“The Art of Editorials”

ERIN WILLIAMS

eawilliams11@ole.augie.edu

In the midst of election season, a cartoon can have quite an impact. The Eide/Dalrymple Gallery is starting the 2012-13 year with “The Art of Editorial Cartoons,” a collection of over seventy cartoons by thirty-six artists.

“We are all primed to be thinking about politics these days with the elections coming up, and seeing a large collection of political cartoons is a great opportunity,” Dr. Joel Johnson, associate professor of Government and International Affairs, said.

The exhibit is displayed in the Eide/Dalrymple Gallery located in the Center for Visual Arts. It will run through Saturday Oct. 6, with the gallery reception taking place Friday, Oct. 5 from 5-7 p.m.

Pulitzer Prize-winner Ann Telnaes of the Washington Post will have her animations featured in the exhibit, and will also give a special presentation about her work in an interview with Johnson following the gallery reception.

In addition to Telnaes, the exhibit will feature the work of other top American editorial cartoonists, including Steven Greenberg of the Ventura Register, Jimmy Marguiles of The Record, Jim Allen of the Chicago Sun Times, Steve Artley, who was twice awarded “Best Editorial Cartoonist of the Year” by the Minnesota Newspapers Association and Sioux Falls-based artist Hector Curriel.

Historical cartoons by Thomas Nast in the 1860s and Carey Orr in the 1940s are also on display.

The exhibit is supported by the North Central Chapter of the National Cartoonists Society whose conference occurs Oct. 5-6 at the downtown Sioux Falls Public Library. The shared dates are no coincidence. Many of the featured artists will be able to attend the gallery reception, giving Augie students the opportunity to mingle with the cartoonists.
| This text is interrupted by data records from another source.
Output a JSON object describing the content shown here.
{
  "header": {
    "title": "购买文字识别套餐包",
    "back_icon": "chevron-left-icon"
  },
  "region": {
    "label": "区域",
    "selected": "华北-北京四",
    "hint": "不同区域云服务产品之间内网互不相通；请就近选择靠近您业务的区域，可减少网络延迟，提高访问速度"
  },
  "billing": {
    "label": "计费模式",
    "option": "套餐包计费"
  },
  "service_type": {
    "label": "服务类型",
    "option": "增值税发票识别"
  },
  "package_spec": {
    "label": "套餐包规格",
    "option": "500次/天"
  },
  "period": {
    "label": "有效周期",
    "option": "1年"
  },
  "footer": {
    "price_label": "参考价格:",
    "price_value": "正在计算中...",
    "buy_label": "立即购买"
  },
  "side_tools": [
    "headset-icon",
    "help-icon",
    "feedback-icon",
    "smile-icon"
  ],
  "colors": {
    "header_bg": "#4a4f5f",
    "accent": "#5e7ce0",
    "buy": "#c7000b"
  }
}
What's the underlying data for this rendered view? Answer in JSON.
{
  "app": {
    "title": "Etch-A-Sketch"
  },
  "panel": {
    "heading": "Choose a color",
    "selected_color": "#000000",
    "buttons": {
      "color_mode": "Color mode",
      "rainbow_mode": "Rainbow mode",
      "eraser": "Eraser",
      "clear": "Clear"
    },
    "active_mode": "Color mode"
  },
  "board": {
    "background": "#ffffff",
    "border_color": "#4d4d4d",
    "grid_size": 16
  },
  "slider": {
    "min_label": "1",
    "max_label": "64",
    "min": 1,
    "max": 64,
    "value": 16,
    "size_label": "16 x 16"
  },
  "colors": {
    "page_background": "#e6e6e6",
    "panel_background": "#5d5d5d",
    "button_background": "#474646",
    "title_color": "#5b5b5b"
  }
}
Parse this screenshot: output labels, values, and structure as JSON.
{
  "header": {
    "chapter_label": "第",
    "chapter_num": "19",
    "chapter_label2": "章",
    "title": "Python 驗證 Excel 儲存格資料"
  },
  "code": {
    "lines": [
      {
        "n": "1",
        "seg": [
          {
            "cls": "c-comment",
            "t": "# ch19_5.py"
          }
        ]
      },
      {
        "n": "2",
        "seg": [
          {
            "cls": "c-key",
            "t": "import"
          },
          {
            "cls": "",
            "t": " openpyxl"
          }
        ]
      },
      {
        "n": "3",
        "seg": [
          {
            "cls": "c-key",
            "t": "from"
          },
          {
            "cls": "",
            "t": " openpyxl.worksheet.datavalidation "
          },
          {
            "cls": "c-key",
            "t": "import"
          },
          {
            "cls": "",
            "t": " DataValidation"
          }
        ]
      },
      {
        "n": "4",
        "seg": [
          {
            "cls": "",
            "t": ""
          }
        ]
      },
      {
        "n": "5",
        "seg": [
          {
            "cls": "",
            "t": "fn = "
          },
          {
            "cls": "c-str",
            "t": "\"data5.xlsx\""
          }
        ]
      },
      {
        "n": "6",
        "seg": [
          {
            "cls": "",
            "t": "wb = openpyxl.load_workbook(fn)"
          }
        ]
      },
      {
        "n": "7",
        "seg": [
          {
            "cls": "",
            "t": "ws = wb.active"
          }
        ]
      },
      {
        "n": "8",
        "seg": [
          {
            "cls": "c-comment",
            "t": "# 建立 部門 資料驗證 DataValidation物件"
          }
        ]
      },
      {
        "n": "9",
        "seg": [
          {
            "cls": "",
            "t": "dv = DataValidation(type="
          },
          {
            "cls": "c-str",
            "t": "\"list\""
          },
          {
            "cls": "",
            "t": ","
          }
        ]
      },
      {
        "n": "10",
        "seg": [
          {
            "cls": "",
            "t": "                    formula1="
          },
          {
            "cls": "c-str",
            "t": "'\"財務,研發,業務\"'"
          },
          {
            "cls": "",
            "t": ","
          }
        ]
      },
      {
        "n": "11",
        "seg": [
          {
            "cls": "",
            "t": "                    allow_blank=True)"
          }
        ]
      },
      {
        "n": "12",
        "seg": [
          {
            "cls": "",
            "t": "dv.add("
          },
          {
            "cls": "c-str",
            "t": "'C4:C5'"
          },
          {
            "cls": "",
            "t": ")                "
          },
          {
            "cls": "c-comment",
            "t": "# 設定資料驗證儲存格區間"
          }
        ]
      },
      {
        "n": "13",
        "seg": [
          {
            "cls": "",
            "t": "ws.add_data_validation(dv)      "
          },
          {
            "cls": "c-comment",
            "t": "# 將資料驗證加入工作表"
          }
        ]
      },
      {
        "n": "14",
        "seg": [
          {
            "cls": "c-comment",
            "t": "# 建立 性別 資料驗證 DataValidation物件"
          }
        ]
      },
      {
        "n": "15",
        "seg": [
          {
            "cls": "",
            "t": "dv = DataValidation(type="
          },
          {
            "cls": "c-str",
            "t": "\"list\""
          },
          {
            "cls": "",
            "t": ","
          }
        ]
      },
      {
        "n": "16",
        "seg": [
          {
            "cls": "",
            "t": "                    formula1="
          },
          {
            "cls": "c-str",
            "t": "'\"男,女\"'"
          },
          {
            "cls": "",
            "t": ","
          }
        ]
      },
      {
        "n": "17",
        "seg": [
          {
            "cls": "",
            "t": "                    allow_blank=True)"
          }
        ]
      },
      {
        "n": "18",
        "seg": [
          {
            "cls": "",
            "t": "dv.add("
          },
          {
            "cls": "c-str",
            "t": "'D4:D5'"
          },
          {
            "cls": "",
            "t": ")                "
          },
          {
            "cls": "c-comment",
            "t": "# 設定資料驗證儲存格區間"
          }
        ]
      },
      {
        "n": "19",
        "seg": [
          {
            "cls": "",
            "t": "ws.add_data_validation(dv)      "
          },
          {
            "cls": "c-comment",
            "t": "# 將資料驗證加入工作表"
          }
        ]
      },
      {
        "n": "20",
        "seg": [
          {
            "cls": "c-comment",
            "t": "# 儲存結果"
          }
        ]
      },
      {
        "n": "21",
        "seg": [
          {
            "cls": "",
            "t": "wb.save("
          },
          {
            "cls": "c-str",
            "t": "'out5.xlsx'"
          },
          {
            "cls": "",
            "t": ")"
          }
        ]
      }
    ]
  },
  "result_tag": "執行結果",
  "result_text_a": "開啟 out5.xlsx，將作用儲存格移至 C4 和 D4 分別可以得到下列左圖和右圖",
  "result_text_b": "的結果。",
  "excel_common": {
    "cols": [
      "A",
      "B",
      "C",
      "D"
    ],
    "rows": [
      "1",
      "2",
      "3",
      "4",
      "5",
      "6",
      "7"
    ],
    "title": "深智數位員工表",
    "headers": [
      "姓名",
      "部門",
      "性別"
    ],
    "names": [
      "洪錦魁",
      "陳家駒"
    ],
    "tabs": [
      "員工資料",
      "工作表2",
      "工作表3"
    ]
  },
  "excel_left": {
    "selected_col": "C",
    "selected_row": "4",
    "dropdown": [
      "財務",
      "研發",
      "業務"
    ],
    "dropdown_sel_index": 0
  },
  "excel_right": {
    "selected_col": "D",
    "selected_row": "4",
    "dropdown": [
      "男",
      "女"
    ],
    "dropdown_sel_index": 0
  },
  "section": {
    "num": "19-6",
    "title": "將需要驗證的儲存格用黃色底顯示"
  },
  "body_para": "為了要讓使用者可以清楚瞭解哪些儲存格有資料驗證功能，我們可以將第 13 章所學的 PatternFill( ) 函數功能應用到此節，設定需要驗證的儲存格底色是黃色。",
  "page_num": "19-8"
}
“These are very witty and hardworking people who can think on their feet,” Lindsay Twa, assistant professor of art and the director of the gallery, said. Each cartoon has a different look to it, adding to the variety of the exhibit and showcasing the difference between the many artists.

“We wanted to include a few cartoons from everybody, however even with the short hand of cartoons there is still a wide diversity of style,” Twa said. “They all express an opinion and frequently it’s a pointed opinion.”

Augustana has had a tradition of exhibiting cartoons now and again. Political cartoons are particularly appropriate with the season’s emphasis on political events and elections, and they have the ability to marry both fine arts and journalism.

“It really is an underestimated form of persuasion,” Johnson said. “Politics is not only about what we see on television or in the newspaper. You can get the point across better with a sharply drawn cartoon than with a 500 word essay. With this medium an artist can capture the character of a candidate succinctly.”

The gallery is open to the public and free of charge. Despite the reception falling on a busy homecoming week, Twa hopes students will carve out some time to visit the exhibit.

“It was just too good to pass up,” Twa said. “I’m excited we could collaborate and bring this to campus.” Johnson also hopes students will take advantage of the opportunity.

“I’m looking forward to it myself,” Johnson said. “These cartoons can prompt us to be grown ups. There’s a kind of maturity that comes from reading a well-crafted political cartoon.”